I then realised life as it were, on earth, others, the universe will still carry on like nothing happened. My disappearance would mean a loss for some - for awhile - a lesson or tortured memory they would carry in their souls and then life would go on.

Just like that.

In a way, I am both integral and secondary to the larger scheme of things. A hurtful yin yang.

At dinner last night, my conversation with Adhitya was quite interesting, for the first time (the very first), I found myself listening to what was being said, rather than drafting a response in real-time.

I'm always drafting a response in real-time; a ready answer for every clever, stupid, wasteful, intelligent, boring, dumb, insightful...

What he said suddenly revealed another side to myself that I had not really looked at before. I was allowing myself to be a victim to the circumstances around me. And I gloriously wallowed in it.

For every joyous possibility, I drugged on the morose opposite, simply because it so much easier to get attention that way. It is. Look around us, and you'll see people finding it a much easier game to be in problems, irritation, nit-picky situations. In the grander scheme of things none of what we do in these situations will even matter. None of it. But yet, we thirst like leeches for an endless supply for the complicated.

Some of us come hard-wired with it. Maybe my grander purpose is to show what a colossal waste of time being that way can be.

My gene pool is teeming with dramatic. We're dramatic about going to a movie as much as we can be dramatic about death in the family. Would it be funny if I said that is a constant I grew up on? I don't blame anyone from the gyre, it's just that - that was we knew.
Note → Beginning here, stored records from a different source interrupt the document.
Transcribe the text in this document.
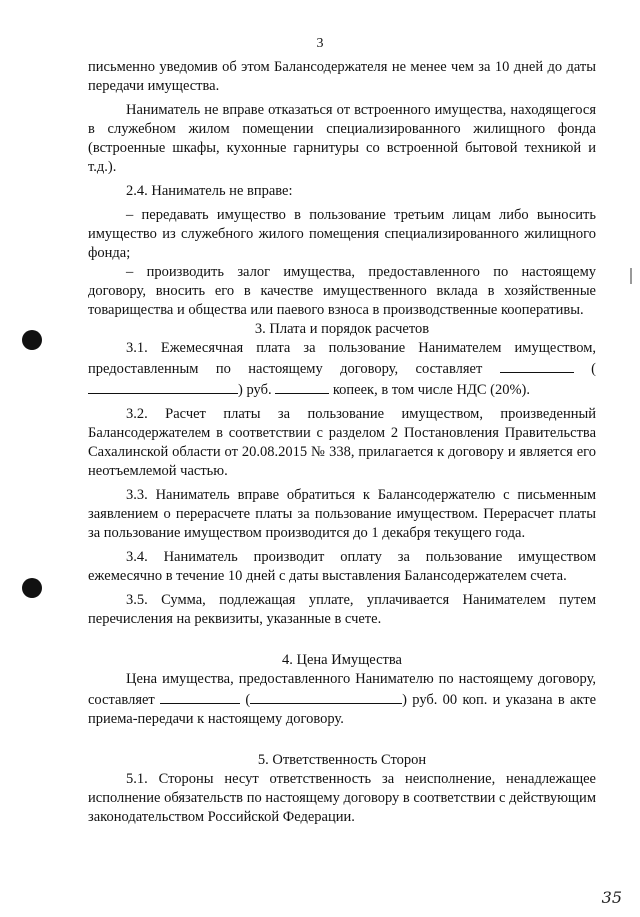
3

письменно уведомив об этом Балансодержателя не менее чем за 10 дней до даты передачи имущества.

Наниматель не вправе отказаться от встроенного имущества, находящегося в служебном жилом помещении специализированного жилищного фонда (встроенные шкафы, кухонные гарнитуры со встроенной бытовой техникой и т.д.).

2.4. Наниматель не вправе:

– передавать имущество в пользование третьим лицам либо выносить имущество из служебного жилого помещения специализированного жилищного фонда;

– производить залог имущества, предоставленного по настоящему договору, вносить его в качестве имущественного вклада в хозяйственные товарищества и общества или паевого взноса в производственные кооперативы.

3. Плата и порядок расчетов

3.1. Ежемесячная плата за пользование Нанимателем имуществом, предоставленным по настоящему договору, составляет	() руб.	копеек, в том числе НДС (20%).

3.2. Расчет платы за пользование имуществом, произведенный Балансодержателем в соответствии с разделом 2 Постановления Правительства Сахалинской области от 20.08.2015 № 338, прилагается к договору и является его неотъемлемой частью.

3.3. Наниматель вправе обратиться к Балансодержателю с письменным заявлением о перерасчете платы за пользование имуществом. Перерасчет платы за пользование имуществом производится до 1 декабря текущего года.

3.4. Наниматель производит оплату за пользование имуществом ежемесячно в течение 10 дней с даты выставления Балансодержателем счета.

3.5. Сумма, подлежащая уплате, уплачивается Нанимателем путем перечисления на реквизиты, указанные в счете.

4. Цена Имущества

Цена имущества, предоставленного Нанимателю по настоящему договору, составляет	(	) руб. 00 коп. и указана в акте приема-передачи к настоящему договору.

5. Ответственность Сторон

5.1. Стороны несут ответственность за неисполнение, ненадлежащее исполнение обязательств по настоящему договору в соответствии с действующим законодательством Российской Федерации.

35
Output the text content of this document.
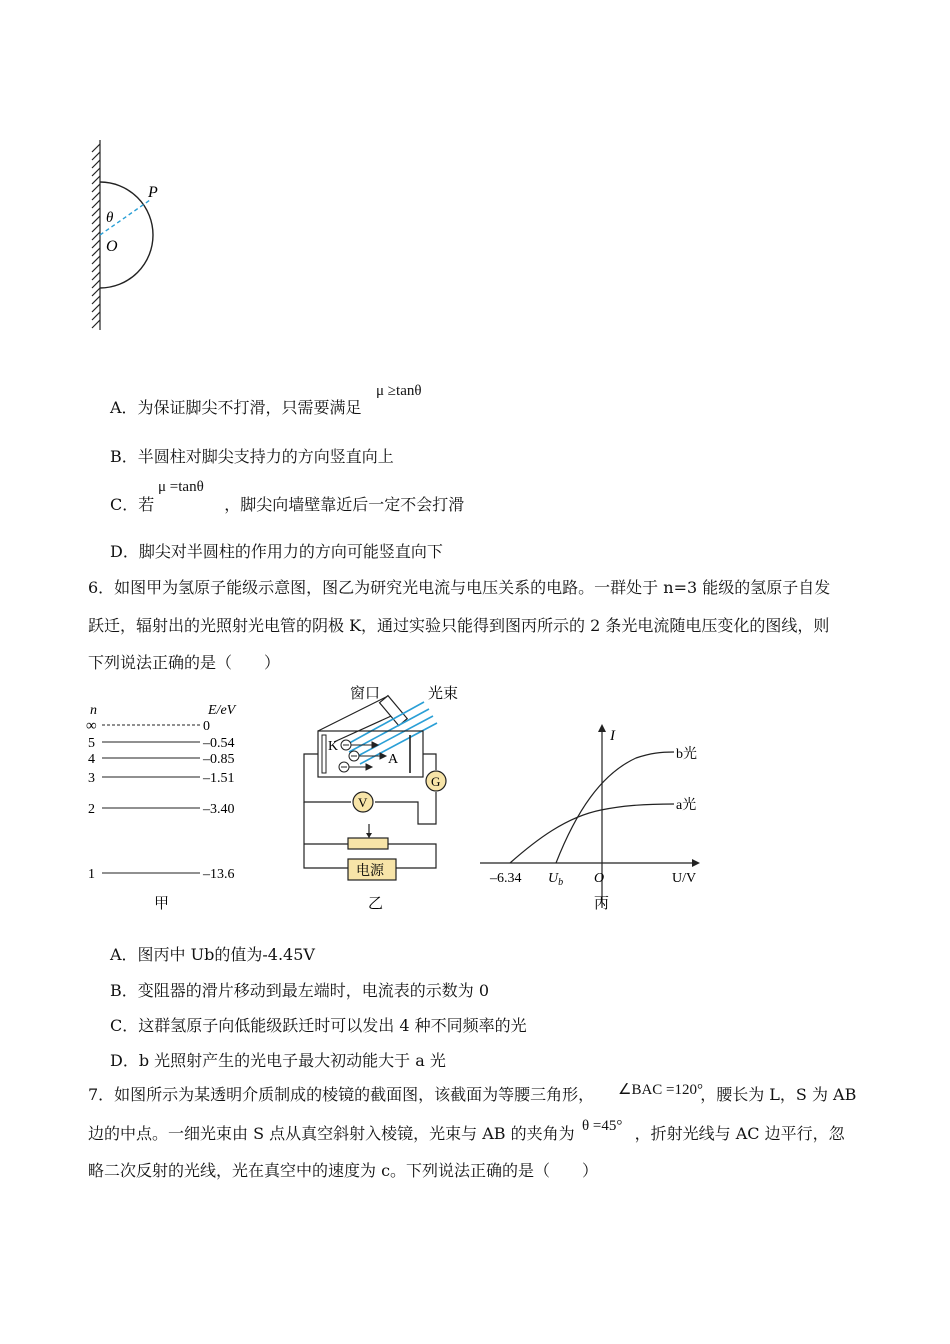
P
θ
O
A．为保证脚尖不打滑，只需要满足
μ ≥tanθ
B．半圆柱对脚尖支持力的方向竖直向上
C．若	，脚尖向墙壁靠近后一定不会打滑
μ =tanθ
D．脚尖对半圆柱的作用力的方向可能竖直向下
6．如图甲为氢原子能级示意图，图乙为研究光电流与电压关系的电路。一群处于 n=3 能级的氢原子自发
跃迁，辐射出的光照射光电管的阴极 K，通过实验只能得到图丙所示的 2 条光电流随电压变化的图线，则
下列说法正确的是（　　）
n	E/eV
∞	0
5	–0.54
4	–0.85
3	–1.51
2	–3.40
1	–13.6
甲
窗口	光束
K
A
G
V
电源
乙
I
b光
a光
–6.34 $U_b$ O	U/V
丙
A．图丙中 Ub的值为-4.45V
B．变阻器的滑片移动到最左端时，电流表的示数为 0
C．这群氢原子向低能级跃迁时可以发出 4 种不同频率的光
D．b 光照射产生的光电子最大初动能大于 a 光
7．如图所示为某透明介质制成的棱镜的截面图，该截面为等腰三角形，	，腰长为 L，S 为 AB
∠BAC =120°
边的中点。一细光束由 S 点从真空斜射入棱镜，光束与 AB 的夹角为	，折射光线与 AC 边平行，忽
θ =45°
略二次反射的光线，光在真空中的速度为 c。下列说法正确的是（　　）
When I broke that cycle and went to the quiet for awhile, I was unable to comprehend people's nonchalance to everyday life. In fact, I hated it. So much, that I tried to create a huge din, so that I could feel at home. Safe to say, not many people joined the train.

But the few who did, liked it for awhile and then left.

I believe this was the pattern I refused to see.
I guess life doesn't hand you a platter with the coordinates to where you're heading. I also learned (the painful way) that 'din' does not help you get anything.

So am I settling then? Din-makers, am I?

I don't know really, I think I'm stepping into the unknown, where din is not allowed. A new set of rules apply, or maybe there are no rules, just no noise. No more drama.

Tuesday, February 02, 2010

The honeymoon is over.
Take your head out of the sand.
Shake your lids free of the grit, the sandman so generously poured into your eyes.

Arise from your sleep,
Awake from a dream, you called reality.
Pinch yourself, bruise your skin. Make it purple, so you remember.

The yawn of agony. The stretch of settling.